Por: Pedro Corzo
En una conocida serie de televisión, el personaje principal, Francis Underwood, un político ambicioso y sin escrúpulos, hace un comentario sobre el poder y la riqueza en el que afirma que es más importante tener poder que poseer una gran fortuna, una condición que caracteriza a muchas personas, particularmente a los políticos, que consideran la autoridad como el componente más importante de su existencia.
Esto demuestra que la ambición de poder y de procurar por todos los medios perpetuarse en él no es potestativo de los caudillos latinoamericanos, aunque contamos en este hemisferio con el dictador que por más años ha gobernado en todo el orbe en los tiempos modernos, Fidel Castro. Pero ni Castro ni Augusto Pinochet ni Rafael Leónidas Trujillo, algunos de sus émulos más notorios, son objetos de esta columna.
El propósito es presentar a los líderes políticos que utilizan los mecanismos democráticos para acceder al gobierno y, cuando lo asumen, procuran legitimar la extensión de sus mandatos cambiando y reformando, según el caso, las cartas magnas de sus respectivos países.
El ejemplo más próximo en el tiempo es la intentona frustrada de Evo Morales de eternizarse en la Presidencia de Bolivia. Electo en el 2005, volvió a postularse en el 2009 en el marco del concepto de refundación nacional. En el 2015 repitió y ganó, pero, no satisfecha su ambición continuista, intentó este año una reforma constitucional con vistas a un cuarto mandato, en el que cosechó un rotundo fracaso.

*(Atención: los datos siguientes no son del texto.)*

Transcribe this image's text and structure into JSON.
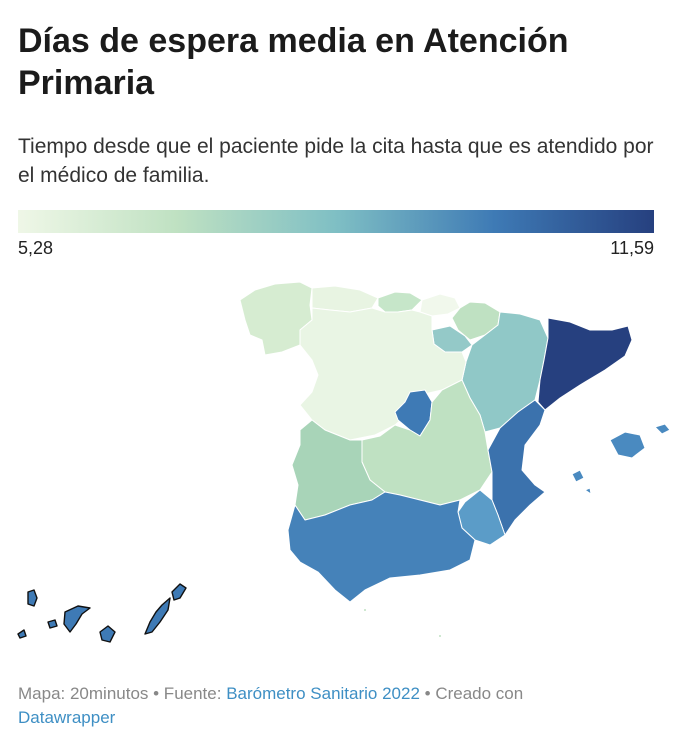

El más connotado de estos caudillos de urnas fue Hugo Chávez Fría. Su primera elección fue en 1998; la Constitución que promovió, confeccionada a su medida, le permitió postularse en el 2000, 2006 y 2012. Este último mandato fue interrumpido por su muerte, pero se puede afirmar que, de estar vivo, estaría preparando una nueva candidatura a la Presidencia, porque su afición al poder era tan enfermiza como la de los Castro.
Otro embaucador de oficio es Daniel Ortega, el gobernante que más autoridad ha acumulado en la historia de Nicaragua, por encima de la familia Somoza. Lideró un gobierno de facto por seis años, posteriormente fue electo presidente en 1985, perdió las elecciones de 1990, pero, como no estaba saciado, se postuló en 1996 y 2001, hasta ganar en 2006 y 2011. Ortega reformó la Constitución en el 2014, para establecer la reelección presidencial indefinida, lo que lo convierte en el candidato ideal en los comicios de este año.

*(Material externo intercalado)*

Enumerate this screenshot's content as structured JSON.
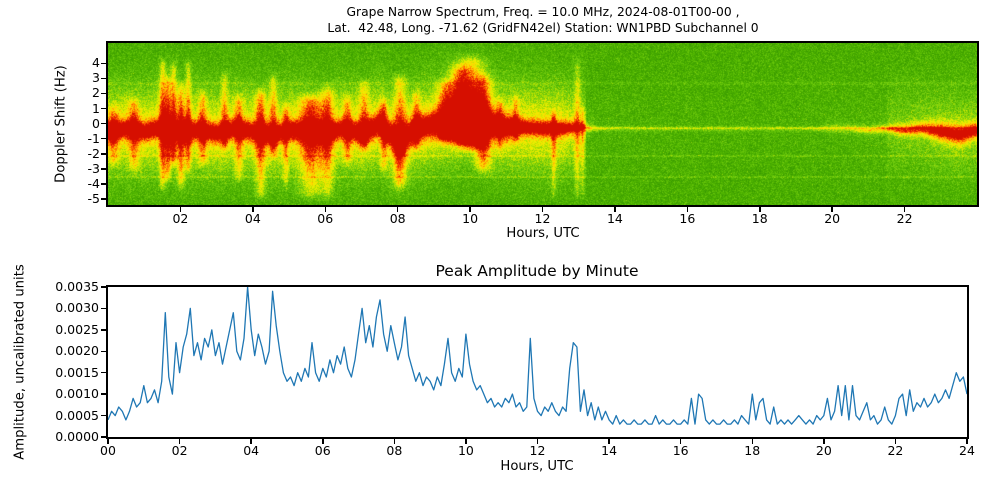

Rafael Correa es otro autócrata que gusta del juego de refundar naciones. El ecuatoriano fue electo por primera vez en el 2006, pero, siguiendo el patrón de sus pares del despotismo electoral, promovió una nueva Constitución que le permitió una segunda elección que extendiera su mandato, 2009, para volver a aspirar en el 2013, al gestar otra reforma constitucional que le aprueba la reelección indefinida, 2015, aunque el mandatario afirma que no se presentará en los sufragios del próximo año.
Por supuesto que los caudillos del socialismo del siglo XXI no son los únicos que gustan de la autoridad hasta el hastió. Hay líderes democráticos que también gozan en extremo de los placeres del poder y quisieran eternizarse, pero se ajustan a la leyes y esperan el tiempo que marcan las Constituciones de sus países para buscar la reelección.
Entre los que amenazan con regresar se destaca Luiz Inácio Lula da Silva, el caudillo del Partido de los Trabajadores (PT) que gobernó a Brasil por dos períodos y apoyó a su sustituta, Dilma Rousseff, con el fin de que la mandataria lo respaldara en un eventual retorno.
Sin embargo, las posibilidades de retorno de Lula se aprecian muy difíciles si se consideran los escándalos por corrupción en los que se encuentra envuelto su partido y que la propia mandataria haya declarado que Lula da Silva es “objeto de una gran injusticia”, consecuencia de las denuncias en su contra por supuesto blanqueo de dinero y ocultación de patrimonio.
Hay quienes afirman que algunos políticos son adictos al poder y dependen tanto de su ejercicio que no usufructuarlo les produce grandes trastornos emocionales y de salud, condición que los motiva a retenerlo o reconquistarlo cuando lo pierden.
A fin de cuentas, como diría uno de los muchos abogados de los demonios que están dentro de todos, hay que aceptar que ellos tienen responsabilidad, porque sus ambiciones ilimitadas tienden a generar ingobernabilidad y caos, pero los verdaderos culpables son sus electores, quienes, haciendo uso del privilegio ciudadano, empiedran las avenidas por la que los autócratas con respaldo popular sepultan el Estado de derecho.